CHAPTER 4 — BEFORE I WAS BORN
by Lorena Llevado Sellers
My mom and dad are Tarcila Llevado and Loreto Llevado, both of whom have many generations of ancestors in Lawaan. We lived in the house that my mom grew up in and which was the house of her mother, my “inay” (grandmother), Sylvestra. There was a time during their marriage when they didn’t live in Guinoban–a time when they went into the mountains and had a farm in an area they cleared from the jungle. They told me many stories of living a life there completely without money — growing crops, fishing and hunting, about snakes and wild animals around them. The thing I remember most is my mom telling me how, when my dad would go at night to spear fish and frogs and other things in the river, he would tell her to keep the “lumusong” and “pato” out and be ready to pound the pato into the empty lumusong, which made a very loud sound — loud enough that he would hear it wherever he was and come running back to help her. I think this made her feel safer in that little thatch house along in the jungle. (See the picture of our neighbors today using the same lumusong and pato to grind palay into rice.)
But eventually they settled in Guinoban, in the small house of “Inay”, where they lived with her, just a few hundred feet from the Leyte Gulf underneath coconut trees. They had 12 children and I am the youngest. By the time I came along a few of the older ones had left, and a few others were starting to have babies of their own, some of whom lived with us, so even though I was the youngest of the children of my parents. I guess it made me sort of the baby in one way — youngest of twelve–but sort of the eldest of the second group, the nieces and nephews. I was their “tita” (aunt) of course, but our ages were so close that it felt more like being their elder sister (“ate”, as we call it, pronounced “a-teh”).
Living in Lawaan, my father became a fisherman, going out each day when the weather allowed and bringing home different kinds of fish depending on the season. My mother took care of the children, cooked, cleaned, and took care of a small farm plot in the jungle near the village which we inherited from Inay.
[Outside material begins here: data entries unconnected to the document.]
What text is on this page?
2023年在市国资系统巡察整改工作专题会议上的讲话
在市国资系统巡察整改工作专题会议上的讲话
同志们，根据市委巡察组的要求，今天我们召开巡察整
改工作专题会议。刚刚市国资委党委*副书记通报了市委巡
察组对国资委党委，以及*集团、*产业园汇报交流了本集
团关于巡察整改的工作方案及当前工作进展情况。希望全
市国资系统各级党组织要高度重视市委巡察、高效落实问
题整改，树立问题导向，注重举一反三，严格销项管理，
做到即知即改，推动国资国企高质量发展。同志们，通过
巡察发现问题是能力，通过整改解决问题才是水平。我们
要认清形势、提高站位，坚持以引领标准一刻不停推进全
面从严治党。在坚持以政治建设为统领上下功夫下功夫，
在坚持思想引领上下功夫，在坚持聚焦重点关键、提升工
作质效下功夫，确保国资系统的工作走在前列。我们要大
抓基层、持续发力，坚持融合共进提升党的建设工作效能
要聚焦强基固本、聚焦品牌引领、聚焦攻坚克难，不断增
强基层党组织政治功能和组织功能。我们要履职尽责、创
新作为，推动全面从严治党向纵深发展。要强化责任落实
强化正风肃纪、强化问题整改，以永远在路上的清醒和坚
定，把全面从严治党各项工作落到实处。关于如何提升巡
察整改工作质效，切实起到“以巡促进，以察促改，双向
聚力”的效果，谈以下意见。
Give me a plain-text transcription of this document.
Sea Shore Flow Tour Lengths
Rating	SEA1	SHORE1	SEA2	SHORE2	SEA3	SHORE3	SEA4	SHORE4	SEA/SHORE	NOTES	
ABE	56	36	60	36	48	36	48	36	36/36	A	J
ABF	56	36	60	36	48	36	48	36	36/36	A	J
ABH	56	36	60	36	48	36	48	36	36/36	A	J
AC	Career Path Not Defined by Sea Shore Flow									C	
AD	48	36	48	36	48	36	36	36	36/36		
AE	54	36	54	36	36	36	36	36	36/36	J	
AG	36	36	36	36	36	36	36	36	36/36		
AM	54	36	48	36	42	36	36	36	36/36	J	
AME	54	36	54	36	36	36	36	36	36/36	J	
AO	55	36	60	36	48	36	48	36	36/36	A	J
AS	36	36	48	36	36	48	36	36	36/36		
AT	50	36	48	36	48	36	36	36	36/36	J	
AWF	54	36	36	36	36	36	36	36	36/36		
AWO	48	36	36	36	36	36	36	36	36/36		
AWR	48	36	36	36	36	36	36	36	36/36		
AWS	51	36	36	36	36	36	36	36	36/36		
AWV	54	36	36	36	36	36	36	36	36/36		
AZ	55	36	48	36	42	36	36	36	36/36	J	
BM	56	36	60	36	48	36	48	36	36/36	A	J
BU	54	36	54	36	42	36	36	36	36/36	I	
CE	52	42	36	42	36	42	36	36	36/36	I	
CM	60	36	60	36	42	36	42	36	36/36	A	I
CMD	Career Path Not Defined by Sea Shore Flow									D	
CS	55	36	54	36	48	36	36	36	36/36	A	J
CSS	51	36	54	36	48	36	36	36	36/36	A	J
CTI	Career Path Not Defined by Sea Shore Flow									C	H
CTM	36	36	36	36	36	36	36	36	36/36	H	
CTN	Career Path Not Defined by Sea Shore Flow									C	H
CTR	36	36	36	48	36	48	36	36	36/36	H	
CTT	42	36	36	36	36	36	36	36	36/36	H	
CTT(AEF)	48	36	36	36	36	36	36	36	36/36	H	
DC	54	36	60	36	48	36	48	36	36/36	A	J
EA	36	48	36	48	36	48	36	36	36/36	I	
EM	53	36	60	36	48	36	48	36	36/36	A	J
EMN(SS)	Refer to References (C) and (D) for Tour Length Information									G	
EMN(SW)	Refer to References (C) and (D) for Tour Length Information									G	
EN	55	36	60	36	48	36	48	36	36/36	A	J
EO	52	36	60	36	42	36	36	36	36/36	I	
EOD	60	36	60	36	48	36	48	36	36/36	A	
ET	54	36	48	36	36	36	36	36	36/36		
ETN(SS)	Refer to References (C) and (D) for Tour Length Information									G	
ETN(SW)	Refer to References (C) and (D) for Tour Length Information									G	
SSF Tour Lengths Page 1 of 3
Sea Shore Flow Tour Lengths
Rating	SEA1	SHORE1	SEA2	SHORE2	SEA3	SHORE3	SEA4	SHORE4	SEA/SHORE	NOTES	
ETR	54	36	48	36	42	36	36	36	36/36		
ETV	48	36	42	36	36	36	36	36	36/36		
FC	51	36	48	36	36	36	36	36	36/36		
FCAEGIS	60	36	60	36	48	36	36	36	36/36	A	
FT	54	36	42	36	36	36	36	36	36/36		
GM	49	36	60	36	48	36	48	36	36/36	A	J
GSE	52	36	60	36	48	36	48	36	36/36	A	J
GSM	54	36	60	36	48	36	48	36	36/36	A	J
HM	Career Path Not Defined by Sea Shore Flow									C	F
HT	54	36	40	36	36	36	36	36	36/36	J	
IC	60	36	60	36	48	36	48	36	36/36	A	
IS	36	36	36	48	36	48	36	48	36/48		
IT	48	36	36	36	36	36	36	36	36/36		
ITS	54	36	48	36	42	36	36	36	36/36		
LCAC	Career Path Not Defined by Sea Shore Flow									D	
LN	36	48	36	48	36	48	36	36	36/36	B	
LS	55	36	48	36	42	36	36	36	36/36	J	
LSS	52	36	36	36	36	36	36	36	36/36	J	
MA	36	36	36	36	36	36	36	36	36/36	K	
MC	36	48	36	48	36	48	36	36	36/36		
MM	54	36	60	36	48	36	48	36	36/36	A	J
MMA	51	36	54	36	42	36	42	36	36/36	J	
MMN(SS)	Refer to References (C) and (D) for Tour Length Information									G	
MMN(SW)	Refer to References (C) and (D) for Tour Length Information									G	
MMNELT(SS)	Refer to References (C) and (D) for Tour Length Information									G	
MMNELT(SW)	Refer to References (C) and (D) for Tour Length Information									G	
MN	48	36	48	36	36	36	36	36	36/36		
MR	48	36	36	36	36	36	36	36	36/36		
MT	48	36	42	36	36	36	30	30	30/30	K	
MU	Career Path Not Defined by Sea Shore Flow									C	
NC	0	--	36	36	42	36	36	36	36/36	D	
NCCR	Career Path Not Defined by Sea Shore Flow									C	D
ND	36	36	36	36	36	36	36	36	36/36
She also mended clothes, perepared fish for selling in town, and occasionally played cards with some of the ladies in the neighborhood.
I was born in the 1970’s at a time when Guinob-an didn’t have any roads leading in and out of the town. We were connected to the rest of Lawaan by footpaths. There was a government project to build a coastal road that came through Guinob-an and would connect all the seaside villages along the Leyte Gulf but it was not completed until sometime after I left. At the time I was born there was only elementary school in Guinob-an and the few students who continued on to high school had to travel across the Leyte Gulf by pump boat to the city of Tacloban. There is a story about the high school students from my town that I am proud to tell-it’s something I heard about growing up, and have researched enough now that I am pretty sure I have the details right. (But if I don’t, and anyone from Lawaan can add to this, please send in a comment.)
Emong Tiozon
The “Miss Lawaan” and Emong TiazonIn the days before there was a high school nearby to Lawaan, the only way that students could attend high school was to go to Tacloban, the capital of the nearby province of Leyte–a five to six hour trip across the Leyte Gulf. The only way to get there was aboard the pump boat (an oversized banca, really) called “Miss Lawaan”, which was owned and operated by Emong Tiazon. The boat would leave at midnight on Sunday, arriving early Monday morning around six, and the students would have to stay in Tacloban until Friday, coming home only for the weekends. Mano Emong was a tough businessman, not loved by everyone, because he had a monopoly on the boat transportation to and from Lawaan. But there was something that he did very quietly that not everyone knew about during his lifetime, but later people did come to know about it and recognize him for it. He never charged any money for “pasahe” (passage) for students–all the students traveled for free, no matter what their load was, like having a ‘student pass’ although no such thing existed. Not only that, often when he landed in Tacloban during the week he would find students waiting, hoping that their families had sent money to them, and when there was no money from their families, he lent money to the students, never charging interest and often forgetting about the loans altogether. Sadly, Mano Emong was never fully recognized for his generosity and towards the end he got into a bitter court battle with Apoy Ipe, his hired boat captain. Mano Emong’s health bean to fail; he had a bad heart attack and ended up being paralyzed from the waist down, then died soon after that. His children took over the Miss Lawaan and everything changed — everyone paid fares, no exception. The boat was then sold and Mano Emongs secret legacy was totally forgotten except by those he helped when it
was desperately needed.
I am very happy and proud to help keep his story alive, and I thank the others from Lawaan who are doing the same. I believe his story is the story of the heart of my people. We help each other, even today, and this is something I miss about living so far away from home.
Today I live in the U.S., in California, but I go back to Guinob-an and Lawaan every other year during fiesta. And now that we have good phone service and phone cards are not expensive, I can call home almost every day — at least 4 times a week. It’s not as good as being there, but it helps.